It's been nearly seven years since Caryn Kadavy left her hometown of Erie, Pennsylvania, for Minneapolis, where her husband, Carter Doolittle, accepted a job transfer. While she misses her condo on the lake, the move put Kadavy's coaching career into high gear.

"There are so many wonderful rinks and people. It's very exciting," said Kadavy, who coaches at SQSA Parade, Shattuck-St. Mary's School and Braemar City of Lakes Figure Skating Club. "It's been fantastic. Here in Minneapolis, I feel I've been in touch with so many great coaches. I love the city, personally and professionally. Even if it's cold, the sun is out."

Kadavy has her own students and also does supplemental work with several coaches. Three of her skaters, including a juvenile boy, are bound for the Midwestern Sectional Figure Skating Championships, which take place in Bloomington, Minnesota, in mid-November.
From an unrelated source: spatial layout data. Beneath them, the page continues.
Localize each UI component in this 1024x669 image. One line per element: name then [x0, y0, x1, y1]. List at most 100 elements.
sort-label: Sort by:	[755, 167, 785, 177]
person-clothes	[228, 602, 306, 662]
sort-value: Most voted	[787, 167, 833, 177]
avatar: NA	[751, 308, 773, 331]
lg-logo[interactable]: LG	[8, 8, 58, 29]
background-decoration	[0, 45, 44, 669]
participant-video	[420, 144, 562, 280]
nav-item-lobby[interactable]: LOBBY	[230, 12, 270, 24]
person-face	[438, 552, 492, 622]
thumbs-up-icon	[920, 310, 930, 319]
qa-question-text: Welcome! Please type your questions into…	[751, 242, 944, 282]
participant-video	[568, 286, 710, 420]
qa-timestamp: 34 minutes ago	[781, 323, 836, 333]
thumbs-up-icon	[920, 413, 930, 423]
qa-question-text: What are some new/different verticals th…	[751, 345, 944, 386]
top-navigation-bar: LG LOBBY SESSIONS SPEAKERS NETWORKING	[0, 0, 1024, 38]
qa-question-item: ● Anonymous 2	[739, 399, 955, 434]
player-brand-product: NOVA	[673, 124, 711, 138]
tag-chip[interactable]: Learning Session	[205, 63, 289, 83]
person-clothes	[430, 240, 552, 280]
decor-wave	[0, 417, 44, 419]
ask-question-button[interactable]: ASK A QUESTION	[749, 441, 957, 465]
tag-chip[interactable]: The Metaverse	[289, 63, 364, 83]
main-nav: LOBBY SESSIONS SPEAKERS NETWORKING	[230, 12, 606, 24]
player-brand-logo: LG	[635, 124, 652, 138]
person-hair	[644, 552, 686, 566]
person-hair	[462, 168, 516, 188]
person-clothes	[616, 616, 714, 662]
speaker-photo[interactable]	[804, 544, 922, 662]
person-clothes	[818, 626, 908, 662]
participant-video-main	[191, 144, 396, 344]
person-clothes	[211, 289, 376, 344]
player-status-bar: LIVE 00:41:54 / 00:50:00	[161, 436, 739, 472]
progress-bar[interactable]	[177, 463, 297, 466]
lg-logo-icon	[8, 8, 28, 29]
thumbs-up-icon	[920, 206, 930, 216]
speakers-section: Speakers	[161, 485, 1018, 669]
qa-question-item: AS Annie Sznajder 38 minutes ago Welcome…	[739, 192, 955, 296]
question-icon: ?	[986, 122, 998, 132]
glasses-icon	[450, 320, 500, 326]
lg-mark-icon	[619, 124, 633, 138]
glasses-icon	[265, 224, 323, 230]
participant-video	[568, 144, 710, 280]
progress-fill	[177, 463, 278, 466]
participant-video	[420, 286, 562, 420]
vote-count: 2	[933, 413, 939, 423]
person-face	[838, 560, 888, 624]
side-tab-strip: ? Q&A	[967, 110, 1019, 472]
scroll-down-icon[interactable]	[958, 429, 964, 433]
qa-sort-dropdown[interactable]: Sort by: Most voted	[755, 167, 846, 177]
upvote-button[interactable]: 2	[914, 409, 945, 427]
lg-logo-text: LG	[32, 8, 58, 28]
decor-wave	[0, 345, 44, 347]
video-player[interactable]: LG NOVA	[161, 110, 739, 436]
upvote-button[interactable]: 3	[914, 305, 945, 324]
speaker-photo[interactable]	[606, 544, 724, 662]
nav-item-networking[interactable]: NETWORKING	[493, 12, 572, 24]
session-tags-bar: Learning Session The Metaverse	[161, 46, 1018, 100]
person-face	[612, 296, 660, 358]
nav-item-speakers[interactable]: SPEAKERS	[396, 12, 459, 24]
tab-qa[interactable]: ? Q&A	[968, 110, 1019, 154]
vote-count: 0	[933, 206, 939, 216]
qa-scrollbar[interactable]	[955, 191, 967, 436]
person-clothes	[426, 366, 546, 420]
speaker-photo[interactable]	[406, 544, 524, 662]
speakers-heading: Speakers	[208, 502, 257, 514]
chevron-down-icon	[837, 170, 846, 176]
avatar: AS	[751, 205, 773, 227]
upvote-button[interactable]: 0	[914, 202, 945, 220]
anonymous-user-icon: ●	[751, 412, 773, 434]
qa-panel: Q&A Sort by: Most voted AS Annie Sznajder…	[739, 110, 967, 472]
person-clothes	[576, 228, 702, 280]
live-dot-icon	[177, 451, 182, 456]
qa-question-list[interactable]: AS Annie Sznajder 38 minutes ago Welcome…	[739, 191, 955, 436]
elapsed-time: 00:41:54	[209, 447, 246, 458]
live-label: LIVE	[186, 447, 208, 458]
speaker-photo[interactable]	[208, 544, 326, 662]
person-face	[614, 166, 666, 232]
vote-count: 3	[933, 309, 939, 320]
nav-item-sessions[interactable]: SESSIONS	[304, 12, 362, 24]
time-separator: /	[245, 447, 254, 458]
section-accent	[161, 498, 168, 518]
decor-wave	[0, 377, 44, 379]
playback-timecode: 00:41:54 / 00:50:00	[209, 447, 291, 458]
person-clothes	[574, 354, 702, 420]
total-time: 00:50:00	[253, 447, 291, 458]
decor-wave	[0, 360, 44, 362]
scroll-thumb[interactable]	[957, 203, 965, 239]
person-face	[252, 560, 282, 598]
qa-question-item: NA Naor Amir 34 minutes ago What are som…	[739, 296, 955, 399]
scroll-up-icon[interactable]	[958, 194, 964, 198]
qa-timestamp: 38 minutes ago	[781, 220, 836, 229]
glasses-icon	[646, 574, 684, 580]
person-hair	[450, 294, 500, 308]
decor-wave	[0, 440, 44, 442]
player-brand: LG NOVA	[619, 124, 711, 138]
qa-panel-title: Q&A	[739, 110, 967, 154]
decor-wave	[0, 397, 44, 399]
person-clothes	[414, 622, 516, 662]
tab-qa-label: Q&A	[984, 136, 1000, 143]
In addition to her coaching duties, Kadavy also assists several Houston-based skaters with their choreography.

When she coaches, Kadavy often calls upon her own competitive and professional experiences. Despite her musicality and style, Kadavy didn't qualify for the U.S. Figure Skating Championships until she reached the senior level.

In 1987, she won bronze at the world championships, and a year later traveled to Calgary for the 1988 Olympic Winter Games.

"The Opening Ceremony was very exciting -- walking in with your teammates, seeing the whole stadium color coded (individuals had been given hooded ponchos that formed the Olympic rings)," she said. "It was during the day, so it was a different look and feel than today, but still very emotional.

"You felt like you arrived and your dreams really did come true," she added. "Wonderful memories I will have forever. It's something I feel grateful about that it happened to me."

Once the opening ceremonies were over, Kadavy returned to Colorado Springs to train, since the ladies competition wasn't scheduled until the end of the Games. When she got back to the Olympic Village, she found that a couple of her suitemates (she stayed with seven other female figure skaters) had fallen ill.

"I came down with the flu," Kadavy said.

She skated well in the figures and short program, putting her in medal contention, but after the short, her temperature went up to 103.5. Despite the doctors' best efforts, Kadavy's fever remained high, and she ultimately had to withdraw.

"I was grateful I competed," she said. "I have the memory of being out in the middle of the ice with the Olympic rings, American flags in the audience and the cheering. I feel I did get my Olympic experience and forever I am an Olympian."

While she was disappointed about having her Olympic experience disrupted by illness, Kadavy moved on quickly. She turned professional in 1989 and went on to enjoy a long career of touring, shows and pro competitions.

"My career has taken me so far," she said. "The Olympics were a very big dream that came true for me."

At present, Kadavy is enjoying her life, especially when it comes to helping her students advance their abilities. Coaching allows her to share with others all that she learned as a competitive skater.

"Skating is my education and something I truly love," Kadavy said. "I want the kids to feel that same joy. It's part of the legacy people have shared with you that you want to continue."